Fast-forward back to January 2013, and one of the main engineers seems to be giving up hope that the team at PubMed Central could ever adequately tag to the F1000 Research model:

We’ll need to figure out what happens if we receive a version greater than what we are expecting next. The safest thing to do is to die and let the JM sort it out with F1K.

Where does the redundancy and expense come in? Quite simply, government contractors, staff, and management at PubMed Central have all been involved for months and many, many meetings and test flights of files in solving a tagging protocol that F1000 Research had already solved. This is the epitome of redundant activity. If PubMed Central were merely an indexing service with signposts to the final versions, ala PubMed, it would cost far less to run, and problems like this wouldn’t arise.

F1000 Research is not the only publisher having to go through this duplicative and expensive process — the head-spinning complexity of its model merely makes the redundancy and expense vividly clear.

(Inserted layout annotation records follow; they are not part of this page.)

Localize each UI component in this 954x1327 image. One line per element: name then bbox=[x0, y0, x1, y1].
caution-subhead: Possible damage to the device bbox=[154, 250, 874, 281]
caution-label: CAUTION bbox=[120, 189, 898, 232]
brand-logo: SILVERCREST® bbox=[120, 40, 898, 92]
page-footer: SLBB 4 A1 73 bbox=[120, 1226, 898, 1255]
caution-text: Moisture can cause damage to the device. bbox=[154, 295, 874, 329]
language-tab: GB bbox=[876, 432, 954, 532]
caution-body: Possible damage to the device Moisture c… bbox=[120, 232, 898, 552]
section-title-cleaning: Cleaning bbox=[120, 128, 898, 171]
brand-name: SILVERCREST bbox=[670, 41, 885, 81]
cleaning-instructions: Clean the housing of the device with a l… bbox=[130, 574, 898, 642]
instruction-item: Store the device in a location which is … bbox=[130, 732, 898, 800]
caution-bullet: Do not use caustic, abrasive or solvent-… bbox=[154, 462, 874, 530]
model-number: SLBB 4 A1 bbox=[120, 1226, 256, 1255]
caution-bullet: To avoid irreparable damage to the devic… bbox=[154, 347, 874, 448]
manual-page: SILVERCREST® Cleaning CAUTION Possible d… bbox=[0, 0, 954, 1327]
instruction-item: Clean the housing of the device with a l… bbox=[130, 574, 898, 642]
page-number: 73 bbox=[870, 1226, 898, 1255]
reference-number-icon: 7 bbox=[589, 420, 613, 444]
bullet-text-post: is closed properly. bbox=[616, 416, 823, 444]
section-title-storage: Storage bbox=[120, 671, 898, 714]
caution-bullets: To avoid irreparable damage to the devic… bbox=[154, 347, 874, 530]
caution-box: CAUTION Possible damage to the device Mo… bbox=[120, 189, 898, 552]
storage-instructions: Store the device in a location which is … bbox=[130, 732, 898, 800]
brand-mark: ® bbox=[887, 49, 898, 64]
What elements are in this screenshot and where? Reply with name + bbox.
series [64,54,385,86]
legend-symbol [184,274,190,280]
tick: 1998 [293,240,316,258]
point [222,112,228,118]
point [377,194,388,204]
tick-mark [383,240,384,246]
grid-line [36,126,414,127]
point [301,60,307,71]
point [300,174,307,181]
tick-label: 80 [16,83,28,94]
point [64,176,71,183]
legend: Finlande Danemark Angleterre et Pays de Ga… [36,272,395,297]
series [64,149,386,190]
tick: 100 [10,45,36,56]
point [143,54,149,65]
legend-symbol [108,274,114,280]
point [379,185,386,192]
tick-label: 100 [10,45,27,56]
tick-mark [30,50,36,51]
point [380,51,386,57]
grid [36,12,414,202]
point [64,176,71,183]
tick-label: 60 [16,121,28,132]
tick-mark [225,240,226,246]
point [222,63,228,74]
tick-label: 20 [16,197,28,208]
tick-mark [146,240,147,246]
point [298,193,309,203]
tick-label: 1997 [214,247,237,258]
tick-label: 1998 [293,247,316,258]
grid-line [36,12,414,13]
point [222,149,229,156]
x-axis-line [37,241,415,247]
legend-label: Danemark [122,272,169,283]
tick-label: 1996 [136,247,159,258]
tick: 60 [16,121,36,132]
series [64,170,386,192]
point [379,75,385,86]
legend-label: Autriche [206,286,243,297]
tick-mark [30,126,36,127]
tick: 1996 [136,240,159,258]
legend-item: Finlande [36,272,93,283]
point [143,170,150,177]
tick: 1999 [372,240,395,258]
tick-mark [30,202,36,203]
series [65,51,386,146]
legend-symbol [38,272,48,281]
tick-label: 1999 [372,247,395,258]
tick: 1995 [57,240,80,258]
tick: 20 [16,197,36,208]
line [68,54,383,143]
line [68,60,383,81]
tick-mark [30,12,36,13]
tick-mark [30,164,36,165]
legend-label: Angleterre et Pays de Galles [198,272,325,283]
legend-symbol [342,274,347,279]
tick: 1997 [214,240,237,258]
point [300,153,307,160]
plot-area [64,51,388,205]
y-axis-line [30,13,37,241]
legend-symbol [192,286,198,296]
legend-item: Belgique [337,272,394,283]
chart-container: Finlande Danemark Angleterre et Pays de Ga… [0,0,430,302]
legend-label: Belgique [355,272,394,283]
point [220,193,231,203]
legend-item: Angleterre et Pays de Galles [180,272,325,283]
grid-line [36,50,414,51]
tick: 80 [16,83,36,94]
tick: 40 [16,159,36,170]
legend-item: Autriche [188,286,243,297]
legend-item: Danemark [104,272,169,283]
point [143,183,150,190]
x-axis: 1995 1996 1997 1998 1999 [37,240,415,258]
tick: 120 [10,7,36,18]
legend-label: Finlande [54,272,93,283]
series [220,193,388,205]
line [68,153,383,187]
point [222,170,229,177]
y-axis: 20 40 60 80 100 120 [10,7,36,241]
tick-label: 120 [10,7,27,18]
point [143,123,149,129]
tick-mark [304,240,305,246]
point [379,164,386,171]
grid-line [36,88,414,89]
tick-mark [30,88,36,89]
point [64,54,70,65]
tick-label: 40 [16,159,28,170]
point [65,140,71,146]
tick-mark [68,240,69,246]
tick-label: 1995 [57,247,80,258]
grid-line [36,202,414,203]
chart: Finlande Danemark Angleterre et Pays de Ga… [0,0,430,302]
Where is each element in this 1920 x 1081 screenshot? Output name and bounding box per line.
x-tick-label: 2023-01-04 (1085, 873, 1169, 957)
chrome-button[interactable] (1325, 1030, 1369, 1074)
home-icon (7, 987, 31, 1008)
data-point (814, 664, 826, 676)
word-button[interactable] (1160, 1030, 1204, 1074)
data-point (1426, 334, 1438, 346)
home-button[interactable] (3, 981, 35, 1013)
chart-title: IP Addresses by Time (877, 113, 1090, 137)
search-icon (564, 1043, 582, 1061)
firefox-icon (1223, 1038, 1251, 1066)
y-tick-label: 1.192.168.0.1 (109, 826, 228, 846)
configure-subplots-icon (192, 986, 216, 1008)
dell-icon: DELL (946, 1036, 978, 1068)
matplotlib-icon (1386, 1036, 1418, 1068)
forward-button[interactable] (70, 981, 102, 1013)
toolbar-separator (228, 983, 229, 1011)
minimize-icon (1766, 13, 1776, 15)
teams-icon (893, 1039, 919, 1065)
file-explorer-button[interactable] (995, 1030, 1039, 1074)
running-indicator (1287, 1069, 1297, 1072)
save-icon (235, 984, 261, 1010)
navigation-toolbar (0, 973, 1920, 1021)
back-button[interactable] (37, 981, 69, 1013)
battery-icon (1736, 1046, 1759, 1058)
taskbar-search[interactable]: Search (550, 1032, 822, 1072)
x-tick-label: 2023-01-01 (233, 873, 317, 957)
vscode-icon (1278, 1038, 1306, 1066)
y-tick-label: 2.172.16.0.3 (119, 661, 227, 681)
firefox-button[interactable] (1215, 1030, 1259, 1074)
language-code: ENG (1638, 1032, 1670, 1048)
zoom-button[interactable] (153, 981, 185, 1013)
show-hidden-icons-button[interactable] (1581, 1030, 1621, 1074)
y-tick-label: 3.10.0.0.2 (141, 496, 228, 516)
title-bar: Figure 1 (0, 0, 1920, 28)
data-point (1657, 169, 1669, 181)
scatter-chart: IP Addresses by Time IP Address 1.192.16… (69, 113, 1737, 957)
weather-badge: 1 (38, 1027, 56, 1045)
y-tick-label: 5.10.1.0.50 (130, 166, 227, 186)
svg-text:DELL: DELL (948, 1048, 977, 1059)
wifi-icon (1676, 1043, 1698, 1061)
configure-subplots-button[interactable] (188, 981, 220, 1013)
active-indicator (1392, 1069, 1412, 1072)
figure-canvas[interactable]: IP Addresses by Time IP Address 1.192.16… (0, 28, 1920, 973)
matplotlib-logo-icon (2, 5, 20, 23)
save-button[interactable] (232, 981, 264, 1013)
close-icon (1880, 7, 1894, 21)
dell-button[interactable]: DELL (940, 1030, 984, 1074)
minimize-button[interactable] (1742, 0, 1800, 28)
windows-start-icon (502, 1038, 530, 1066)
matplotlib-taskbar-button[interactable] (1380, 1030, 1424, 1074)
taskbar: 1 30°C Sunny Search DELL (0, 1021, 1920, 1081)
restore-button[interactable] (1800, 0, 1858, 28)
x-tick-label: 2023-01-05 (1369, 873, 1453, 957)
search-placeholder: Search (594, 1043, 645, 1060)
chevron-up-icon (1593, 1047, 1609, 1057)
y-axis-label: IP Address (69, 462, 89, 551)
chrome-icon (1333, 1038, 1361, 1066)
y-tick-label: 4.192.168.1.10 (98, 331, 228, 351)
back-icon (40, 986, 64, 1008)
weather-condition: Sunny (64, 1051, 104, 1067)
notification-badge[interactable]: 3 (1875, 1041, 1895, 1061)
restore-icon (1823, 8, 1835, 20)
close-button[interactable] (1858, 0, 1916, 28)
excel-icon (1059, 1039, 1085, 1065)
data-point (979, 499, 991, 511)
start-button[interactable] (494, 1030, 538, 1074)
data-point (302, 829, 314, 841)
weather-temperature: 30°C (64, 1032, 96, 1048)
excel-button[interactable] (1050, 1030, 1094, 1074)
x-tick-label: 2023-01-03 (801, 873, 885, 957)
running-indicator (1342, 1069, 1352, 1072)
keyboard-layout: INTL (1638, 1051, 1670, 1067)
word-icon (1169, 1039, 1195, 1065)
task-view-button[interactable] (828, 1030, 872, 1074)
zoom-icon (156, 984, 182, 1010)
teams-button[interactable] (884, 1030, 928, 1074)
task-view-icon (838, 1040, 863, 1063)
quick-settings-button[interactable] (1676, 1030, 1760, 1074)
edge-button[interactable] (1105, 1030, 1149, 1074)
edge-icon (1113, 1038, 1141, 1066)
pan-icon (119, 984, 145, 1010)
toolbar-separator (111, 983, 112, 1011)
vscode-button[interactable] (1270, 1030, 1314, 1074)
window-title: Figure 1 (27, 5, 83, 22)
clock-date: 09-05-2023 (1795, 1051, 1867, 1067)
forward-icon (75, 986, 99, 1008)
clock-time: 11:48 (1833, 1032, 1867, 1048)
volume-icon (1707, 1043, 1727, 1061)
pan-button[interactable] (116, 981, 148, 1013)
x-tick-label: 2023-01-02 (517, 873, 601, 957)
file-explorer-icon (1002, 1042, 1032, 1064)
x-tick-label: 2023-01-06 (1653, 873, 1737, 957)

Aside from PubMed Central’s perceived favoritism for eLife, over the past year the largest complaint I’ve heard from OA publishers is that PubMed Central is slow, difficult, and erratic in how they work on technical standards and content ingestion.

Posting and hosting duplicative copies of published articles not only costs US taxpayers money, it costs publishers money, as well. That’s inefficient, which makes it irresponsible.

You may believe that I personally think PubMed Central needs a serious reboot – at the management level, at the vision level, and at the technical level.

If so, you are quite perceptive.

Kent Anderson

@kanderson

Kent Anderson is the CEO of RedLink and RedLink Network, a past-President of SSP, and the founder of the Scholarly Kitchen. He has worked as Publisher at AAAS/Science, CEO/Publisher of JBJS, Inc., a publishing executive at the Massachusetts Medical Society, Publishing Director of the New England Journal of Medicine, and Director of Medical Journals at the American Academy of Pediatrics. Opinions on social media or blogs are his own.

Discussion

3 Thoughts on "Redundant and Expensive – How F1000 Research’s Model Reveals the Root Problems of PubMed Central"

Politics aside, the practice of indexing F1000 Research reveals fundamental problems encountered when attempting to index a journal that publishes articles that may go through iterations of review, revision and certification.

Versioning itself is not a problem–the arXiv has been dealing with this issue for years. Multiple versions of an article can coexist if they are labeled sequentially and readers understand that new documents are updates of the SAME paper. However, certification is something that only has real meaning when tied to the VERSION of the paper. An early submission may not be acceptable for publication and be denied certification while a later revision of that paper may pass the bar of certification. In this case, certification of the latest version of the article does not imply certification of ALL VERSIONS of the article.

Yet the model used to index F1000 Research runs into some apparent contradictions when it comes to certification. PMC considers F1000 articles to be certified when they receive the requisite number of peer decisions (2 yeses or 1 yes and two maybes). If an article then receives a “reject” vote, is the paper then uncertified, i.e. unpublished and therefore unindexed? If F1000 is going to tie certification with versioning, then a revised article should be required to go through another full round of review before being certified again. In the meantime, is the journal required to publish a “temporarily retracted, pending further review” notice?

The publish-first-review-later model may speed up the dissemination process of an article, but it clearly opens up a huge number of certification issues. To me, the PeerJ model of repository publishing makes much more sense–papers can be public and go through multiple versions until the author decides that it is time for submission, after which, the paper is treated like any other manuscript in the journal system. F1000 seems to want to have its cake and eat it too.